10 days + muffin recipe

Wow! It's been 10 days since I last posted. I've been a bad girl and kept you all in suspense. I'm sure you're all aching to know what I've been cooking and eating. Well, let me tell ya.

Ian and I are thrilled that my sister is visiting us at the moment and we started off our visit with a trip to Jasper National Park for some hiking. Ah, yeah. Lots of hiking, much of it in the up direction. Gorgeous views that photos cannot reproduce. We tried though, and you can see our attempts on our photo webpage (if you don't have the address and password already, just email me and I'll let you in on the secret). Now onto the food.

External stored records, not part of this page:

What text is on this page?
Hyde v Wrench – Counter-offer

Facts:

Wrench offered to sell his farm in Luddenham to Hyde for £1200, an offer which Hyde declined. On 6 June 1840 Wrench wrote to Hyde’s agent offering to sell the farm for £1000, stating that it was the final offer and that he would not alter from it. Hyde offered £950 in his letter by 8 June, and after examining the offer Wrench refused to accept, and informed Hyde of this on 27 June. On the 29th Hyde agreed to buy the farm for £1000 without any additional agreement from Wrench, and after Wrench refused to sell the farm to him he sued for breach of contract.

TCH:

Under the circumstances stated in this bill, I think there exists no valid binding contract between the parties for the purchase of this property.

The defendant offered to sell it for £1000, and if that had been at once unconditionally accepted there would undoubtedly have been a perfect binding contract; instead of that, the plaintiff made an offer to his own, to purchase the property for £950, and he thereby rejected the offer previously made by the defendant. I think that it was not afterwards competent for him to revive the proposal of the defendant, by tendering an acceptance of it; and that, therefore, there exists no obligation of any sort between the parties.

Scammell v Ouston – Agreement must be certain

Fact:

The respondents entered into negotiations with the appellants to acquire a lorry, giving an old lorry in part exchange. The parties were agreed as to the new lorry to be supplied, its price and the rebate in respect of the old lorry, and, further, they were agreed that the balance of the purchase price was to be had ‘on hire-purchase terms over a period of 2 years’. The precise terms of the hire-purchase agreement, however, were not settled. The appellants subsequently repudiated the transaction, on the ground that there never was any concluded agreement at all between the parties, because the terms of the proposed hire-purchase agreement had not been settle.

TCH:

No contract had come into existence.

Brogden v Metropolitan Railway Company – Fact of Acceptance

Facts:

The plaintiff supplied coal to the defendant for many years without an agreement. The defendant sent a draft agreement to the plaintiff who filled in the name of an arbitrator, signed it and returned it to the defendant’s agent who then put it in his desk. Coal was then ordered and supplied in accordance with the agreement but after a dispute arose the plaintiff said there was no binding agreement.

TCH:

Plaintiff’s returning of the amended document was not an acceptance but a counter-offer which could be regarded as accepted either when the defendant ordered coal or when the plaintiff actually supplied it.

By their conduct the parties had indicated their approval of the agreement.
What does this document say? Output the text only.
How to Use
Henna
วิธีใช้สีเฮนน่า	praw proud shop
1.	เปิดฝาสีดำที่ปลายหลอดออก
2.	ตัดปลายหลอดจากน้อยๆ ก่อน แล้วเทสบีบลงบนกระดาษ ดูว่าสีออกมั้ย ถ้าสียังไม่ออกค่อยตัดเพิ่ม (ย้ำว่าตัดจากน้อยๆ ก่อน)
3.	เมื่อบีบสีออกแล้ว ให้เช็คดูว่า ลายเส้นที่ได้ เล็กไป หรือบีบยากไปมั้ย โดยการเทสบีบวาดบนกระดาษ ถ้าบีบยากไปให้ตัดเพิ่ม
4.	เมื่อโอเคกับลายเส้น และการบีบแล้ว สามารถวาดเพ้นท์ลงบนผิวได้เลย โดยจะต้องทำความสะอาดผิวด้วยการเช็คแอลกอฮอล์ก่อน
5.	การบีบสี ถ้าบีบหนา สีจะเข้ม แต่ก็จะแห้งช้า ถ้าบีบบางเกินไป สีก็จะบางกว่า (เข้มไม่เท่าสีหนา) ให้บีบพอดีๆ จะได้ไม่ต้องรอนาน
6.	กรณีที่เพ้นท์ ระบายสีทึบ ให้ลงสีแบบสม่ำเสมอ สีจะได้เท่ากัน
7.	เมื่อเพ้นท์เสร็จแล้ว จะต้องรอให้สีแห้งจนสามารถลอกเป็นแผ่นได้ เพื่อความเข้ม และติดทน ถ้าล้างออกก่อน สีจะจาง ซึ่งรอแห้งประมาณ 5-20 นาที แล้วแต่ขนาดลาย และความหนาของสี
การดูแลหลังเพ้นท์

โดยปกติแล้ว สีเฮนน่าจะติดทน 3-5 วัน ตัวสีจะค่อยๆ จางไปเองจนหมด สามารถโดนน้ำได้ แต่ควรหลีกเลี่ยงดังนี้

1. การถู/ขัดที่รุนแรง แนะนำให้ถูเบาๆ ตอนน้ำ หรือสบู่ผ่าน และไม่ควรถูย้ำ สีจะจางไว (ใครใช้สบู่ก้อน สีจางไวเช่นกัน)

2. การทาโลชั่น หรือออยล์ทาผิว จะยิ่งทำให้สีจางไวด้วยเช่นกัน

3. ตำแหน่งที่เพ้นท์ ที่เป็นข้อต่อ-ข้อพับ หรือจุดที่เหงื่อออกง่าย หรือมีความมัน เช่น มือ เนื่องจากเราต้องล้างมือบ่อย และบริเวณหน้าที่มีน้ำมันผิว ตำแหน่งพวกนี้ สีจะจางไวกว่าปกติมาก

Before we left, we decided to limit the moola we spent on this trip by packing picnics for two meals a day. Here's our fridge before the trip. Notice that we went on a tupperware frenzy!

Ula and I made our best-ever muffins in life which we paired with bagels and fruit for each breakfast. Lunches consisted of veggie, meat and cheese wraps - portable and very yummy when eaten on the summit of a mountain!
Carrot (and other stuff) Muffins
(recipe discovered through substituting missing ingredients!)

  • 1 cup spelt flour
  • 1/4 cup whole-wheat flour
  • 1/3 cup brown sugar
  • 3 tbsp wheat germ
  • 2 tsp cinnamon
  • 1 tsp freshly grated nutmeg
  • 1 tsp baking powder
  • 1/2 tsp baking soda
  • pinch salt
  • 2 cup grated carrots
  • 2 large eggs
  • 1/4 clean-tasting oil (canola, etc.)
  • 1 tbsp vanilla extract
  • 1 cup vanilla yogurt (or plain, or other flavour you like)
  • other stuff: raisins, cranberries, sliced almonds
1. preheat oven to 350F and line or oil twelve muffin cups

2. whisk flours with brownsugar, wheat germ, spices, baking powder and soda and salt in a large bowl

3. add in grated carrot and mix so carrot is coated with dry ingredients

4. in other bowl, combine the wet ingredients

5. pour wet into dry, add rainsins, cranberries, almonds, or whatever else you want, and mix quickly until wet and dry stuffs are just incorporated

6. divide batter into muffin cups (we ended up using only 10 cups) and bake until golden and a toothpick inserted inside comes out clean (we baked for about 30 min)

7. cool a bit on a rack and then EAT!!